Media & Culture

Built an autonomous Ai framework and now it ranks #10 among more than 2000 projects in a $4million hackathon

An autonomous AI agent built a Solana trading radar and cut infrastructure costs by 75% through self-optimization.

Deep Dive

A developer's persistent work on an autonomous AI framework has yielded significant results, with the project named Jork securing a #10 ranking among over 2,000 entrants in a major $4 million hackathon. The framework operates on a configurable "thinking loop"—currently set to 3 hours—leveraging AI models like Claude and GLM 5/5.1 to autonomously generate, test, and refine tools. Its most notable creation is a Solana launchpad radar that identifies promising new token launches, tracks their performance, and even built a separate module to evaluate its own trading signal accuracy. This demonstrates a move beyond simple chatbots toward AI systems capable of iterative project development and self-assessment.

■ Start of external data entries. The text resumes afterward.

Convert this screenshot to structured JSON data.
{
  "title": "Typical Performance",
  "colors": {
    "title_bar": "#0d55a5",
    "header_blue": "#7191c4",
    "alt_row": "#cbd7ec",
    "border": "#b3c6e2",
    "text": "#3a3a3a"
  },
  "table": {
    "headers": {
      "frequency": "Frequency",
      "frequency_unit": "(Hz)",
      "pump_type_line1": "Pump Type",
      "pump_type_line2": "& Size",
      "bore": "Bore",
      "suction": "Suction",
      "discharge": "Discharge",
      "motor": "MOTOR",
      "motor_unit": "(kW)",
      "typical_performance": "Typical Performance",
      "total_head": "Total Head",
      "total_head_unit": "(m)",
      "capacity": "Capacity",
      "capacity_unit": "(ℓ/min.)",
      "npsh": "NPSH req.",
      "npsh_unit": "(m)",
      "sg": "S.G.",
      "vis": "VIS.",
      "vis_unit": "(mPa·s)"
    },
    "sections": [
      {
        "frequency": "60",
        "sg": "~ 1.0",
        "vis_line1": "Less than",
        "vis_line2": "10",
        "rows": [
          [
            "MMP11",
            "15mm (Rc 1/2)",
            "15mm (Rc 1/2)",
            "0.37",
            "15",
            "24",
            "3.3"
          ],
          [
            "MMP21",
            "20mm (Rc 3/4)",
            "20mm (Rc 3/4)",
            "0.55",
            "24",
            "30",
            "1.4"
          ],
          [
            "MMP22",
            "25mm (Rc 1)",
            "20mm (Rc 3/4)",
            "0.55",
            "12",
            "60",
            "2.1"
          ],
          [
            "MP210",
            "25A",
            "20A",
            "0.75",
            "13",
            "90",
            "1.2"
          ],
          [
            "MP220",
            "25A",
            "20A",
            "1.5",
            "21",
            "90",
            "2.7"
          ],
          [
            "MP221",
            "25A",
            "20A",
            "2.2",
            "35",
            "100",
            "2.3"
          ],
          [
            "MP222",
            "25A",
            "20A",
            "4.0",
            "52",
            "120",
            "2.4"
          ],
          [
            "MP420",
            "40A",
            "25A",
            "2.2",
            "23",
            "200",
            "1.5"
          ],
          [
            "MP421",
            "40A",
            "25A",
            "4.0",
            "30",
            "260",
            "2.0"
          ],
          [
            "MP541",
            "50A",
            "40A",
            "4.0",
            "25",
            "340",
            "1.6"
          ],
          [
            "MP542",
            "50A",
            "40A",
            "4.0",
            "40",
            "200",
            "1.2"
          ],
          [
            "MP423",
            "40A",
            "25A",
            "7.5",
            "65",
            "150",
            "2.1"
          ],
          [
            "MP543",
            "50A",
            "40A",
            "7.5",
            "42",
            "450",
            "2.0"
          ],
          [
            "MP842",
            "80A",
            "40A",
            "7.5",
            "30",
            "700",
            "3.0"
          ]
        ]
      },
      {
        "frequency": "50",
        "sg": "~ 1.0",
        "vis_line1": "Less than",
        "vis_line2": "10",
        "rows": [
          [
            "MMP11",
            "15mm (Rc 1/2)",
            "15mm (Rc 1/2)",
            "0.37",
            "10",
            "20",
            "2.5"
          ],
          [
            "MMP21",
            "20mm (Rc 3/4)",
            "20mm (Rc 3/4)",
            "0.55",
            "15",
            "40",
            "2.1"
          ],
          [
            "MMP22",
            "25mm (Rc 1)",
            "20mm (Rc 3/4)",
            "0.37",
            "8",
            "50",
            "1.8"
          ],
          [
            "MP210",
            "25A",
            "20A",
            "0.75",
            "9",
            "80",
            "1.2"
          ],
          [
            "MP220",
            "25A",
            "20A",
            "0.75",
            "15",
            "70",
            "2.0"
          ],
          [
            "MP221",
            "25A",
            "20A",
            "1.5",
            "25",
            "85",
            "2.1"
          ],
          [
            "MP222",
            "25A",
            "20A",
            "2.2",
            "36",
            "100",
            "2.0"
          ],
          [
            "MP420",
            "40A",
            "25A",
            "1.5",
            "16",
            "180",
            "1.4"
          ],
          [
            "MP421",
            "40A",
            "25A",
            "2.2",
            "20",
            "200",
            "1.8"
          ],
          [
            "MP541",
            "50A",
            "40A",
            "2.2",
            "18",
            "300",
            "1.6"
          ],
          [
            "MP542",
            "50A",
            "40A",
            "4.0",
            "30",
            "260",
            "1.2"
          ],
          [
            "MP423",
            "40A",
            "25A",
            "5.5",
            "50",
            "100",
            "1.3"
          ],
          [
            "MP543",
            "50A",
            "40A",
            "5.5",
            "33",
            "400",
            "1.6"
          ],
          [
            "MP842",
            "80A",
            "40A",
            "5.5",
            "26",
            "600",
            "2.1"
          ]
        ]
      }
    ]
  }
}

A key breakthrough was the AI's ability to self-optimize operational costs. Initially running on a $100/month DigitalOcean droplet plus a $20 MongoDB service, the agent analyzed its infrastructure and suggested migrating to a more cost-effective EU-based server. By self-hosting MongoDB, it slashed the total monthly bill to $30—a 75% reduction—while maintaining 16GB of RAM. The developer highlights that providing the agent with specific tools, a domain niche, and a custom framework was crucial to its success. Jork is now open-sourced on GitHub, presented as a lightweight but powerful foundation for others to build customized autonomous agents, with the creator already planning a second instance to train models on new ideas.

Key Points
  • Ranked #10 among 2,000+ projects in a $4M hackathon, validating the autonomous agent concept.
  • Built practical tools including a Solana launchpad radar and a performance signal tracker through self-directed development.
  • Self-optimized infrastructure, reducing server costs by 75% (from $120 to $30/month) by suggesting and executing a migration.

Why It Matters

It proves autonomous AI agents can deliver real-world utility, from financial analysis to cost optimization, moving beyond theoretical demos.